El foro de discusión y cooperación de los países más industrializados, conocido como G8, invitó por primera vez al presidente de la CE a participar en una de sus reuniones en 1977, pero no fue hasta el encuentro de Ottawa en 1981 cuando el representante europeo comenzaría a asistir como miembro de pleno derecho tanto a las cumbres anuales, como a las reuniones preparatorias en las que por parte del presidente de la CE participa su Jefe de Gabinete, João Vale de Almeida.
Los representantes europeos advirtiendo que aún no estamos fuera de la crisis, destacan que el impacto social durará más que la crisis financiera, con relación a la cual se verificarán los avances logrados en la aplicación de las nuevas regulaciones acordadas en las cumbres del G20 en Washington y Londres. En ese sentido, el Presidente Barroso ha dejado clara su postura antes de acudir al epicentro del reciente terremoto que sufrió Italia, “apelará a todos los gobiernos a que antepongan las preocupaciones de las personas” y diseñen políticas sociales y de empleo que ayuden a esas personas, estableciendo un marco global nuevo y equitativo.
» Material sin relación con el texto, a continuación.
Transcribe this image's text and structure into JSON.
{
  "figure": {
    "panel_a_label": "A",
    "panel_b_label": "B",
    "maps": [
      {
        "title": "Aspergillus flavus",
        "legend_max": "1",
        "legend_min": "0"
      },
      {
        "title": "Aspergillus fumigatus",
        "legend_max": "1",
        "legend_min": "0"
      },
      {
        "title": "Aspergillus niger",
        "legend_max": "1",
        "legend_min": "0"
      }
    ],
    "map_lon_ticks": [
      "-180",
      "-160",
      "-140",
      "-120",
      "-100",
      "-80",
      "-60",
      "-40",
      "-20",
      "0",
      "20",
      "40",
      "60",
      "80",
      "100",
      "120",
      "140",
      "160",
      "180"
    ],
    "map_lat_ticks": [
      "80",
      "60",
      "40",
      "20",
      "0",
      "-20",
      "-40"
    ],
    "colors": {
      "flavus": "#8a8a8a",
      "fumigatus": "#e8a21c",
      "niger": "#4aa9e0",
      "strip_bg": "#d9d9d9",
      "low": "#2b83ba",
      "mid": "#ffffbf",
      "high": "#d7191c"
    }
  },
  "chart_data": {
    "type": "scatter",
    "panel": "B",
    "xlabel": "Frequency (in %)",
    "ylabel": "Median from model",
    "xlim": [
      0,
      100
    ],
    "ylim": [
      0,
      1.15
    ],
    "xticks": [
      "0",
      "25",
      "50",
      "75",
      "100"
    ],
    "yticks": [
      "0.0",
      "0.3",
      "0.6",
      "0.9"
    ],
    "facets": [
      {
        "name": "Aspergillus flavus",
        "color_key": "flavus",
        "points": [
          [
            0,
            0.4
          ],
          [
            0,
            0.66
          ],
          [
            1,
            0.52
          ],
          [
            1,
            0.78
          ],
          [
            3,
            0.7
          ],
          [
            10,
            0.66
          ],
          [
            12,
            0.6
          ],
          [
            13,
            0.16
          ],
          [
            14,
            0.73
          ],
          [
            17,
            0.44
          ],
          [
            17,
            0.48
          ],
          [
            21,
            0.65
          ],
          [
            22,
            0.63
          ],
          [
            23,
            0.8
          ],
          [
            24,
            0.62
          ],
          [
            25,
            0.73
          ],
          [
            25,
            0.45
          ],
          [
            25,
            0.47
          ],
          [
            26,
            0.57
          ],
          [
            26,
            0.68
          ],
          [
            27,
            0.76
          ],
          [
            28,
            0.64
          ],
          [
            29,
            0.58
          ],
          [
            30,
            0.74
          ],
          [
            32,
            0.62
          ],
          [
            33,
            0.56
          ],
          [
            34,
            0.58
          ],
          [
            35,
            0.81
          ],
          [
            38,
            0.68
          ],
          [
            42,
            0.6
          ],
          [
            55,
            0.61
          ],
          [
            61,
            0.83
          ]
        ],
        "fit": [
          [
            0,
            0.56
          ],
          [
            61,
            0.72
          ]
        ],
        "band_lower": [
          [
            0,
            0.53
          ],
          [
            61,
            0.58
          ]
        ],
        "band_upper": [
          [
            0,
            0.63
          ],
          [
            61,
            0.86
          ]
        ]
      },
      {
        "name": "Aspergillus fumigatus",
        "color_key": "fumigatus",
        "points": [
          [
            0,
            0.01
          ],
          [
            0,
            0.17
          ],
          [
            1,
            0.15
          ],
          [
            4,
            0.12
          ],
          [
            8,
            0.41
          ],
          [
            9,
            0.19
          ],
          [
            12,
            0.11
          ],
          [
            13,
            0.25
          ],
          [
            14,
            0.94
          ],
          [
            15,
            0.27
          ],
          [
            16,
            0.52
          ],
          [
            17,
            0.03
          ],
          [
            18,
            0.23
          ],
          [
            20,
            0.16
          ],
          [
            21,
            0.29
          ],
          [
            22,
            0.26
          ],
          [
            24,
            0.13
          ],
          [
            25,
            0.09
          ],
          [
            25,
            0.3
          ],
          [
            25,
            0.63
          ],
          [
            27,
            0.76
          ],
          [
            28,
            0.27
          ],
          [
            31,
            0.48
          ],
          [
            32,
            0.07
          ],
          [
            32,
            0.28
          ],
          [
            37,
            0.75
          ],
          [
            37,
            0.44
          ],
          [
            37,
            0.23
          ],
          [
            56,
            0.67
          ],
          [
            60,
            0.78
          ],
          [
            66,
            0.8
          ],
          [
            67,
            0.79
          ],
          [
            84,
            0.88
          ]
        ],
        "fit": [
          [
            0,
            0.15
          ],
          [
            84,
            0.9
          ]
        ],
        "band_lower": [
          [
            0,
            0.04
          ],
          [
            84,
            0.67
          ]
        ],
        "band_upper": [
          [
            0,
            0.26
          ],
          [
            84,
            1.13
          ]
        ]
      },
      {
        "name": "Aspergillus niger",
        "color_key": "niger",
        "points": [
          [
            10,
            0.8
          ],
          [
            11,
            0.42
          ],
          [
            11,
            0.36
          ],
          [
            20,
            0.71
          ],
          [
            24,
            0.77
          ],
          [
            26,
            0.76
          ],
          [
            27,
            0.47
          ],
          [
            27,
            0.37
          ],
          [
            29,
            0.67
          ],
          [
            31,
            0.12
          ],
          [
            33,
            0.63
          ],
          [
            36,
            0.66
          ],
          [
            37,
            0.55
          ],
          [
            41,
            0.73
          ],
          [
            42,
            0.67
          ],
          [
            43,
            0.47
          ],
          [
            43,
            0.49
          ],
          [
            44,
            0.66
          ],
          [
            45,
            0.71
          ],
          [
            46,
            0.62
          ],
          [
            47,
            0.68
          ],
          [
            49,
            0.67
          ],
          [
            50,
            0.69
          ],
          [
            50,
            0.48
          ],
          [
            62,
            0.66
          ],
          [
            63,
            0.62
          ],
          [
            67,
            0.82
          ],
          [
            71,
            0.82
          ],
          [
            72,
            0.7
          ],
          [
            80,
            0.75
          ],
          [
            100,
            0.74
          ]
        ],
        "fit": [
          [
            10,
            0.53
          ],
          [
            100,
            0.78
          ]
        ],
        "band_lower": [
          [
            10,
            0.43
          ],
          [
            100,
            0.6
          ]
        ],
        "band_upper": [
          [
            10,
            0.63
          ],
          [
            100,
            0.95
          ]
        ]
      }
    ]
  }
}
Además, Barroso subraya que Europa ha ofrecido su liderazgo a las políticas sostenibles sobre el clima y el comercio mundial, y que esta cumbre constituye la ocasión para un mayor compromiso en ambos temas.
Con relación al cambio climático, queda poco tiempo para el hipotético acuerdo de Copenhague del próximo diciembre, que sustituirá al conocido Protocolo de Kioto. En la capital danesa, la meta europea será lograr que la temperatura media de Gaia no supere los 2ºC por lo que se abogará por lograr al menos una reducción del 50 por 100 de las emisiones globales antes de 2050. En el citado objetivo los países desarrollados deberían estar dispuestos a reducir sus emisiones en un 80 por 100 en el mismo período, con logros intermedios que motiven a las economías emergentes a avanzar en la misma línea.
Por lo demás, cuando la Organización Mundial de Comercio anuncia que los intercambios internacionales se contraerán este año un 10 por 100, no es extraño que los dirigentes europeos insistan en que la reunión de L’Aquila debe proporcionar un nuevo impulso en la ronda Doha, al margen de la importancia que se concede igualmente a la seguridad alimentaria mundial, para la cual la Comisión ha comenzado ya a aplicar el Mecanismo Alimentario de 1.000 millones de euros.